With so many of us stuck at home these days, we are finding new and creative ways to communicate. Even though we can’t be together in person, modern technology lets us meet virtually with our friends, family, colleagues and yes, even our dentists.
Most dental offices are closed to everything except emergency care during COVID-19, but this closure only applies to in-person visits. Many dentists are embracing teledentistry as a way to see patients safely and remotely. All Delta Dental plans cover teledentistry appointments in the same way as office visits, so you should not hesitate to access care through teledentistry during the pandemic and beyond.
But what can and can’t be done during a teledentistry appointment? And can you trust the technology to keep your health information safe?

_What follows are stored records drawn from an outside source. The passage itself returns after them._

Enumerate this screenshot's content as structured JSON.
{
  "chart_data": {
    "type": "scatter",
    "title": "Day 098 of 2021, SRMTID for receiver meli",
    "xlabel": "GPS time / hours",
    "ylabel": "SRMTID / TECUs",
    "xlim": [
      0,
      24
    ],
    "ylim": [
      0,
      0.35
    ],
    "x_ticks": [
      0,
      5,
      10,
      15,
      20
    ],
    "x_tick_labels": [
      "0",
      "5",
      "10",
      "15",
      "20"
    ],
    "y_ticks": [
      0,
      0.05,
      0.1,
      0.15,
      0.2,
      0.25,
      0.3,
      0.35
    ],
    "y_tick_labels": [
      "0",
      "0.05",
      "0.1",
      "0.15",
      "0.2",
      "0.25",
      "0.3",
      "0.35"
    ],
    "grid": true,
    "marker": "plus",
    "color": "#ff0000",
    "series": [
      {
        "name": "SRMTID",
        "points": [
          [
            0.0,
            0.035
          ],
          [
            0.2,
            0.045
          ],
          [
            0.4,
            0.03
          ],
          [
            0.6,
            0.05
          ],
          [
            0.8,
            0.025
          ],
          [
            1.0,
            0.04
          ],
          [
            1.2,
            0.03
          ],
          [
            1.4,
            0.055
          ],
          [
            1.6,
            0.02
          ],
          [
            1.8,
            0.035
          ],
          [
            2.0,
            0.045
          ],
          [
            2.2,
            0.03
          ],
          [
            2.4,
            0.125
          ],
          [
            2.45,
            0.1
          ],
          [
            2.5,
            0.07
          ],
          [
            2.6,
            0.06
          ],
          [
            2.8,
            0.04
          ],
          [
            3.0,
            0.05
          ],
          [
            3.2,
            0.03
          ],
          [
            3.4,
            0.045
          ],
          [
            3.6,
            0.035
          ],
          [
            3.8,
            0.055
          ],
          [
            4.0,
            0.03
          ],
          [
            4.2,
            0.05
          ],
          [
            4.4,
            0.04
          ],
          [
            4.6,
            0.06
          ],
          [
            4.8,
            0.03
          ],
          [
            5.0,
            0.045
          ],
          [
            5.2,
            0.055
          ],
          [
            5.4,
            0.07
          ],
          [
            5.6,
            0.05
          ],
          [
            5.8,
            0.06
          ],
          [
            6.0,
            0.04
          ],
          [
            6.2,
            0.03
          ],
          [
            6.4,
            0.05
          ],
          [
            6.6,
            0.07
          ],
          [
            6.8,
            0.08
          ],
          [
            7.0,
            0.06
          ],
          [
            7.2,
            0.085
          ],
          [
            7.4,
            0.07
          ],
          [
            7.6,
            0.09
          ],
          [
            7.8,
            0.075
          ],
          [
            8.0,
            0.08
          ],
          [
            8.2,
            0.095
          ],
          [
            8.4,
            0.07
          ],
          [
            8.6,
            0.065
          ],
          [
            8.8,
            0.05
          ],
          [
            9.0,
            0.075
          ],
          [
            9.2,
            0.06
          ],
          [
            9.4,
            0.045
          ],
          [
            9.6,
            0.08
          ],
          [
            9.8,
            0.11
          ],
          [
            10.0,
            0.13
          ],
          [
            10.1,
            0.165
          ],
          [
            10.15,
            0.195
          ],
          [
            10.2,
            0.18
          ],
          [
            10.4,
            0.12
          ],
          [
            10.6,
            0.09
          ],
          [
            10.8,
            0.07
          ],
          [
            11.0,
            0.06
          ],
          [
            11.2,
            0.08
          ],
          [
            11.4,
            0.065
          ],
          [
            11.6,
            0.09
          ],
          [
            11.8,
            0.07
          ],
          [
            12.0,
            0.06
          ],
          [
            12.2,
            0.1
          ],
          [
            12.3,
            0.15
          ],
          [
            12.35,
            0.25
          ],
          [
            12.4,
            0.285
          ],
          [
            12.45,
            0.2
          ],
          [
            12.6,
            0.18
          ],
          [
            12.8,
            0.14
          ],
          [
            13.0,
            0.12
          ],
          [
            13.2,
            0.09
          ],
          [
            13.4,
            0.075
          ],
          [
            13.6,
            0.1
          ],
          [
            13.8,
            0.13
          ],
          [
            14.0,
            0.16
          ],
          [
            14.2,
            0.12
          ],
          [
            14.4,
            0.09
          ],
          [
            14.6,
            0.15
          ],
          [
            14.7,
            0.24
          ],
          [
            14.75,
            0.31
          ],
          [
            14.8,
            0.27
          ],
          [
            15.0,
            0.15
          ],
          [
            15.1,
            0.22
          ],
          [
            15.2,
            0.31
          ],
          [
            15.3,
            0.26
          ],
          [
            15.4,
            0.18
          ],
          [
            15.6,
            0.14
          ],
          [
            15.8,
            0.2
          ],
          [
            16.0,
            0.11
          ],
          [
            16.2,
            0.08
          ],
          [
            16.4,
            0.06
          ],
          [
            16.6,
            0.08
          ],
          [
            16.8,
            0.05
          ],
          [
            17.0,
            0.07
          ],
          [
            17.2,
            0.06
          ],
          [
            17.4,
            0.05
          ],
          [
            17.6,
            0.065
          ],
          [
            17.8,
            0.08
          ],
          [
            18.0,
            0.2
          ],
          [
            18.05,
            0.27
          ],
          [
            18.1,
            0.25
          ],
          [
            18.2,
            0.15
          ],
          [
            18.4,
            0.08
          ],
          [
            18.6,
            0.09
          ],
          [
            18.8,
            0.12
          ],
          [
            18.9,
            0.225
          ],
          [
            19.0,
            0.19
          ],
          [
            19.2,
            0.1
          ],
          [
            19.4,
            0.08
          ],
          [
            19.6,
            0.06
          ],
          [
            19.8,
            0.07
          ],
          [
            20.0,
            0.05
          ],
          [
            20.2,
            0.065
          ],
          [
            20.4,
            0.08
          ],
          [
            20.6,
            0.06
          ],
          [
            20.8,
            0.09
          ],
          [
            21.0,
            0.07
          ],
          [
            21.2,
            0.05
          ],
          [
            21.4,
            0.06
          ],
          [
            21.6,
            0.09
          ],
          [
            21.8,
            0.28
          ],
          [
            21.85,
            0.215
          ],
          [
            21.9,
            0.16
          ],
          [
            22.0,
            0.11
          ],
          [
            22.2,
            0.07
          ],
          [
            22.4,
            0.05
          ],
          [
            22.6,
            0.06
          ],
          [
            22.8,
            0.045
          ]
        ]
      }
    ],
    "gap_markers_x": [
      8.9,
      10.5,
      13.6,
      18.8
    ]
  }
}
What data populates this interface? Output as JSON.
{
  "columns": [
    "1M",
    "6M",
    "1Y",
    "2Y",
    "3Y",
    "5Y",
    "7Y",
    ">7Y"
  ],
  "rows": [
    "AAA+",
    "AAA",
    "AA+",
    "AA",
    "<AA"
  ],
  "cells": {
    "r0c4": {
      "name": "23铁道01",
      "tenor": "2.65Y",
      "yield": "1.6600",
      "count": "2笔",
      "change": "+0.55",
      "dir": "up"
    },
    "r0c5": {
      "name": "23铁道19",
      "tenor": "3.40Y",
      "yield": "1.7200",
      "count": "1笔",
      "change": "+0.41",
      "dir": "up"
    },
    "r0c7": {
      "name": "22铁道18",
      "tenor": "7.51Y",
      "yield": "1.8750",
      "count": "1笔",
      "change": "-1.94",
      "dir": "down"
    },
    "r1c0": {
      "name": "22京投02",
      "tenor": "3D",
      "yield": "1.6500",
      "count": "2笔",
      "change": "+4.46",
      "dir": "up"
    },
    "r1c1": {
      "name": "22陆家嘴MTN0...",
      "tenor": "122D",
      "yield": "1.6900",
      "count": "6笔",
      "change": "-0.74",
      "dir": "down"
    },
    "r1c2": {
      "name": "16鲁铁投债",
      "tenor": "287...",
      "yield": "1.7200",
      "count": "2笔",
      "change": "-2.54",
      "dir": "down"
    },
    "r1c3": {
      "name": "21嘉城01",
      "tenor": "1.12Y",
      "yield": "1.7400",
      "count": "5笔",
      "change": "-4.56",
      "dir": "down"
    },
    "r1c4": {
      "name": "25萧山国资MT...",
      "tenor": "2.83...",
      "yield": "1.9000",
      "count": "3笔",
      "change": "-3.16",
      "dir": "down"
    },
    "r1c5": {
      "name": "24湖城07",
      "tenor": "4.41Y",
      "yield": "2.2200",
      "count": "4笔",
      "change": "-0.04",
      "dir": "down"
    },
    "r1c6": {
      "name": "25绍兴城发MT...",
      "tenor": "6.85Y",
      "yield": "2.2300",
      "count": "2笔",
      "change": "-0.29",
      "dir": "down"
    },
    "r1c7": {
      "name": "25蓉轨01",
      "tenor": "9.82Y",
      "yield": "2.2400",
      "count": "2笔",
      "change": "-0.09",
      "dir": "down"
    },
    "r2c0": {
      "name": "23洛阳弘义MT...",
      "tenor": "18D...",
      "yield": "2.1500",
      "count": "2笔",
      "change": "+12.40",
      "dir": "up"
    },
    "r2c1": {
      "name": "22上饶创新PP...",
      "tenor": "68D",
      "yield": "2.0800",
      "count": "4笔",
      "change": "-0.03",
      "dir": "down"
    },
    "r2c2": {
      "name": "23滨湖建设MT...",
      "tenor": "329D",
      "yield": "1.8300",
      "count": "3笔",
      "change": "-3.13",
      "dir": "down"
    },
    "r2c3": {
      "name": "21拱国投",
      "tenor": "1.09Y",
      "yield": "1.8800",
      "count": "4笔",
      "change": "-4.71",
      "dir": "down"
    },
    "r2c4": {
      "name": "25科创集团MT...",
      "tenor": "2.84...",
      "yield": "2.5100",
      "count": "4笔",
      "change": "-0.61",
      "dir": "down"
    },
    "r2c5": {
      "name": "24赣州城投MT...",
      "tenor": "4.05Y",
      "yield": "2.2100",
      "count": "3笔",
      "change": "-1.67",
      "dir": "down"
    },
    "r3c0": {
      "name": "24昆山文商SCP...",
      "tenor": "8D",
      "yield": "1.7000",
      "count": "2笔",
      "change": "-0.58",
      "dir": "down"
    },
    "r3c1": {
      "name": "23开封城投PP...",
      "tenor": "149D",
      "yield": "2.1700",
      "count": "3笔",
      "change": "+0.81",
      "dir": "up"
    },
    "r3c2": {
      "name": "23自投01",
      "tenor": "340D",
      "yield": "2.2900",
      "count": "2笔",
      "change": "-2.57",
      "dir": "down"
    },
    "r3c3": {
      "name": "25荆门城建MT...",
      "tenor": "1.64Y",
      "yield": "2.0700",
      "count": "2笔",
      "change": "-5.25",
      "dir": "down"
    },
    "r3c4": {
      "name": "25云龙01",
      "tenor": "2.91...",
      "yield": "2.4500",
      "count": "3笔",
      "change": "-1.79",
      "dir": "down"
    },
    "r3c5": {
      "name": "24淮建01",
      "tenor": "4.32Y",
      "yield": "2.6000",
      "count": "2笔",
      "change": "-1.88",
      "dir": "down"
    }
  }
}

What Can and Can’t Be Done During a Teledentistry Appointment
Of course, not every dental service can be accomplished virtually. (Pandemic or not, I’ll opt out of a DIY root canal, thank you very much.) But teledentistry is a valuable option for bridging the gap until you can see your dentist in person.
How your dentist uses teledentistry depends on the nature of your dental issue, as well as what technologies he or she has in place. But in general, teledentistry can be used to make basic diagnoses, triage emergencies, and answer oral care questions. During a virtual visit, your dentist might determine that you need to be seen now for emergency care or decide you can wait until after regular in-office appointments resume. Likewise, your dentist can use the teledentistry appointment to recommend a treatment plan, so you are all ready to begin once it is safe to do so.
No matter what teledentistry services your dentist provides, you should expect the same standard of care as you would during an in-office visit. In fact, the American Dental Association (ADA) specifically lists the rights patients have while receiving teledentistry care.
Is My Information Secure?
The important thing to remember is that teledentistry isn’t new, and neither are the technologies dentists use. As part of routine care, dentists consult with their colleagues electronically, and the ADA has a long-established set of privacy practices for how and when this can be done. This same set of rules applies to newer technologies, like video conferencing. As early as 2015, the ADA began developing policies that apply specifically to video conferencing. Several video conferencing platforms offer telehealth portals for doctors and dentists, which have extra layers of security.
That being said, many dentists are using teledentistry technologies for the first time during COVID-19. If you are concerned about your dentist’s security framework, don’t be afraid to ask.